Dissolving ‘les deux solitudes’
Jean Paul Riopelle, Chicago II, 1958 Courtesy of MNBAQ, switch in favor of a particular contribution of the Ministère de la Tradition et des Communications du Québec (2001.154), © Succession Jean Paul Riopelle/CARCC Ottawa 2025, Photograph: Idra Labrie, Courtesy of MNBAQ
Tetu credit the Riopelle Basis for its efforts to advertise the artist’s work round his centennial in autumn 2023, but additionally sees a certain quantity of patriotism at play. As a proud Quebecois and Riopelle collector, Tetu says he likes to gather artwork by artists from his dwelling province. “I purchase it as a result of it pleases me,” he says.
Whereas Riopelle is well-known in Quebec and France, he has historically had a decrease profile in English Canada.

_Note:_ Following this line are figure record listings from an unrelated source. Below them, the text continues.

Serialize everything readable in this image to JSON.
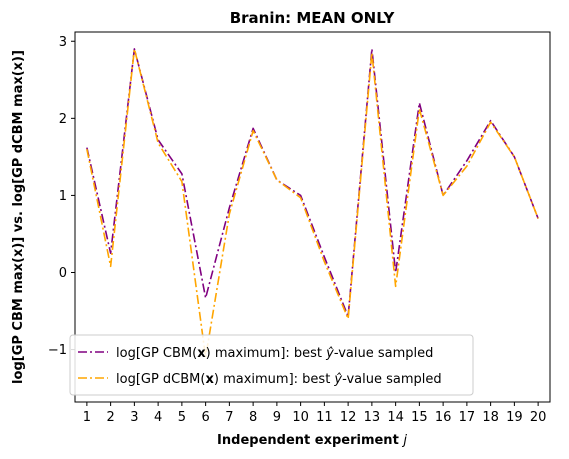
{
  "chart_data": {
    "type": "line",
    "title": "Branin: MEAN ONLY",
    "xlabel": "Independent experiment",
    "xlabel_var": "j",
    "ylabel": "log[GP CBM max(x)] vs. log[GP dCBM max(x)]",
    "x": [
      1,
      2,
      3,
      4,
      5,
      6,
      7,
      8,
      9,
      10,
      11,
      12,
      13,
      14,
      15,
      16,
      17,
      18,
      19,
      20
    ],
    "xlim": [
      0.5,
      20.5
    ],
    "ylim": [
      -1.68,
      3.12
    ],
    "yticks": [
      -1,
      0,
      1,
      2,
      3
    ],
    "grid": false,
    "legend_position": "lower-left",
    "series": [
      {
        "name": "log[GP CBM(x) maximum]: best ŷ-value sampled",
        "legend": {
          "pre": "log[GP CBM(",
          "bold": "x",
          "mid": ") maximum]: best ",
          "yhat": "ŷ",
          "post": "-value sampled"
        },
        "color": "#800080",
        "values": [
          1.62,
          0.25,
          2.9,
          1.72,
          1.28,
          -0.33,
          0.84,
          1.87,
          1.2,
          1.0,
          0.2,
          -0.57,
          2.9,
          0.0,
          2.2,
          1.0,
          1.45,
          1.97,
          1.5,
          0.7
        ]
      },
      {
        "name": "log[GP dCBM(x) maximum]: best ŷ-value sampled",
        "legend": {
          "pre": "log[GP dCBM(",
          "bold": "x",
          "mid": ") maximum]: best ",
          "yhat": "ŷ",
          "post": "-value sampled"
        },
        "color": "#FFA500",
        "values": [
          1.6,
          0.08,
          2.9,
          1.68,
          1.18,
          -1.1,
          0.76,
          1.84,
          1.2,
          0.97,
          0.14,
          -0.6,
          2.85,
          -0.18,
          2.12,
          1.0,
          1.38,
          1.95,
          1.5,
          0.7
        ]
      }
    ]
  }
}
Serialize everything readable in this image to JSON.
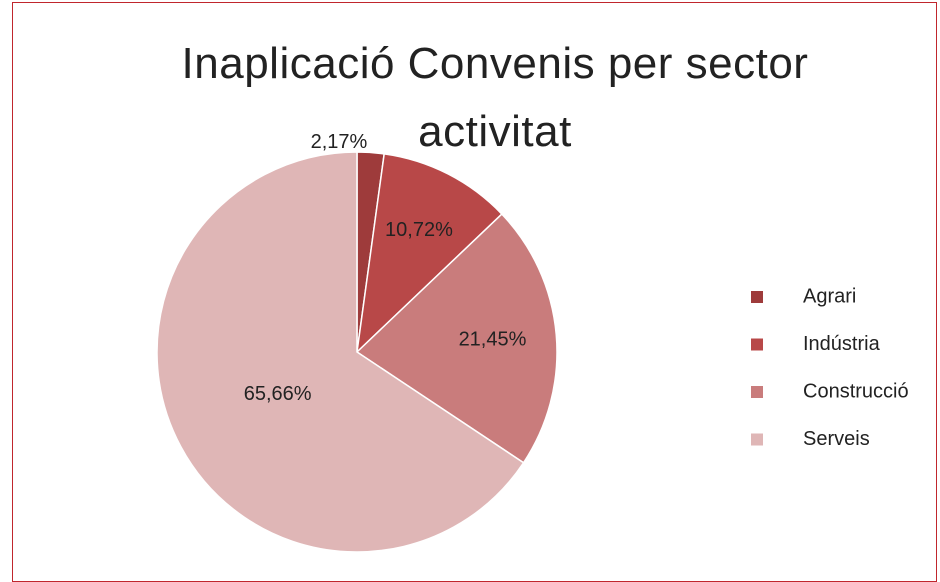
{
  "chart_data": {
    "type": "pie",
    "title": "Inaplicació Convenis per sector activitat",
    "categories": [
      "Agrari",
      "Indústria",
      "Construcció",
      "Serveis"
    ],
    "values": [
      2.17,
      10.72,
      21.45,
      65.66
    ],
    "value_labels": [
      "2,17%",
      "10,72%",
      "21,45%",
      "65,66%"
    ],
    "colors": [
      "#9e3b3b",
      "#b84848",
      "#c97c7c",
      "#dfb6b6"
    ],
    "legend": "right"
  }
}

However the Riopelle Basis’s latest promotion of his work, and Crossroads in Time’s journey from exhibiting on the Nationwide Gallery of Canada in Ottawa to the Winnipeg Artwork Gallery and now the Vancouver Artwork Gallery, are altering that.
The present nationalist second has accelerated the dissolution of les deux solitudes—a historic dynamic whereby change between the Anglophone and Francophone components of Canada has been minimal—within the nationwide artwork group. And whereas the ruling Liberal get together has but to roll out a coverage similar to its pandemic-era dedication to supporting arts and tradition, with Carney pledging to inject C$150m into the beleaguered CBC, there are some encouraging indicators of life on the Canadian cultural panorama.